Bonds was in the lineup Wednesday night, batting cleanup and playing left field against the Washington Nationals _ and he stepped in and hit another one during his first at-bat.
He received a warm standing ovation when he ran out to his spot in left for the first inning and tipped his hat and waved before blowing on his hands to get warm on another cool summer night in the Giants' ballpark by the bay when first-pitch temperature was 62 degrees.
Bonds smiled and nodded his head to some fans on his way to the on-deck circle in the first, then wasted no time adding to his record total.
No. 757 was a two-run shot into McCovey Cove. In his first at-bat since becoming home run king, Bonds sent a 1-1 pitch from Tim Redding into the bay beyond the right-field fence, a 438-foot drive that was his 35th career splash hit and second this year.
Redding became the 447th pitcher to surrender a home run to Bonds after Mike Bacsik served up the record-breaker a night earlier.
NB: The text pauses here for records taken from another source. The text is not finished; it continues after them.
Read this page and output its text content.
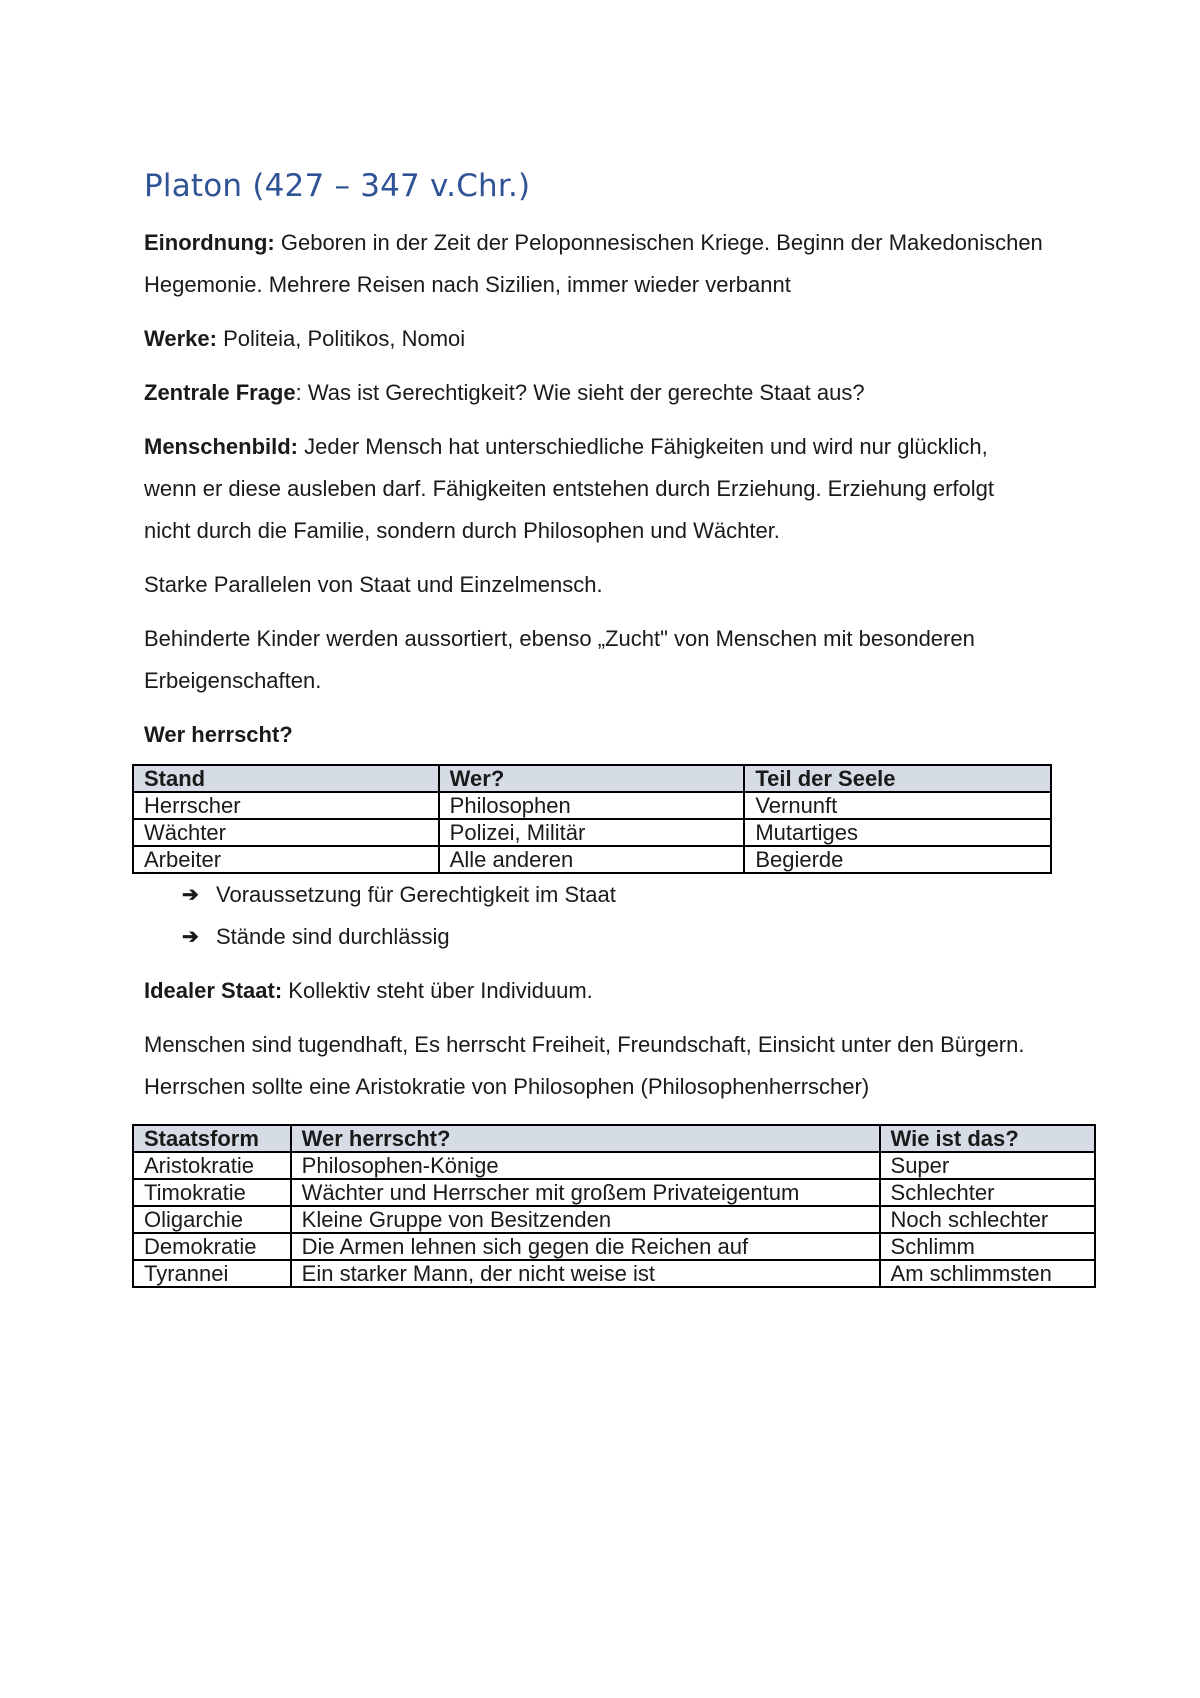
Platon (427 – 347 v.Chr.)

Einordnung: Geboren in der Zeit der Peloponnesischen Kriege. Beginn der Makedonischen Hegemonie. Mehrere Reisen nach Sizilien, immer wieder verbannt

Werke: Politeia, Politikos, Nomoi

Zentrale Frage: Was ist Gerechtigkeit? Wie sieht der gerechte Staat aus?

Menschenbild: Jeder Mensch hat unterschiedliche Fähigkeiten und wird nur glücklich, wenn er diese ausleben darf. Fähigkeiten entstehen durch Erziehung. Erziehung erfolgt nicht durch die Familie, sondern durch Philosophen und Wächter.

Starke Parallelen von Staat und Einzelmensch.

Behinderte Kinder werden aussortiert, ebenso „Zucht" von Menschen mit besonderen Erbeigenschaften.

Wer herrscht?

Stand	Wer?	Teil der Seele
Herrscher	Philosophen	Vernunft
Wächter	Polizei, Militär	Mutartiges
Arbeiter	Alle anderen	Begierde
➔ Voraussetzung für Gerechtigkeit im Staat
➔ Stände sind durchlässig

Idealer Staat: Kollektiv steht über Individuum.

Menschen sind tugendhaft, Es herrscht Freiheit, Freundschaft, Einsicht unter den Bürgern. Herrschen sollte eine Aristokratie von Philosophen (Philosophenherrscher)

Staatsform	Wer herrscht?	Wie ist das?
Aristokratie	Philosophen-Könige	Super
Timokratie	Wächter und Herrscher mit großem Privateigentum	Schlechter
Oligarchie	Kleine Gruppe von Besitzenden	Noch schlechter
Demokratie	Die Armen lehnen sich gegen die Reichen auf	Schlimm
Tyrannei	Ein starker Mann, der nicht weise ist	Am schlimmsten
Bonds hit his 23rd homer of the season, then tipped his cap when he came out in the top of the second to play left field.
When Bonds broke Mark McGwire's single-season record with No. 71 in 2001, he homered again in his next at-bat to increase the record just like this time. The only difference was he had a night in between the at-bats.
From the White House, to international home run king Sadaharu Oh in Japan, to his first major league manager, Jim Leyland, and onto Alex Rodriguez, the congratulations began to pour in for the San Francisco star, who realized in recent weeks just how difficult it is to clear the fences when that's all you're trying to do.
"Now, the hard part's over, and we get to actually go back to our everyday routines and enjoy ourselves," Bonds said.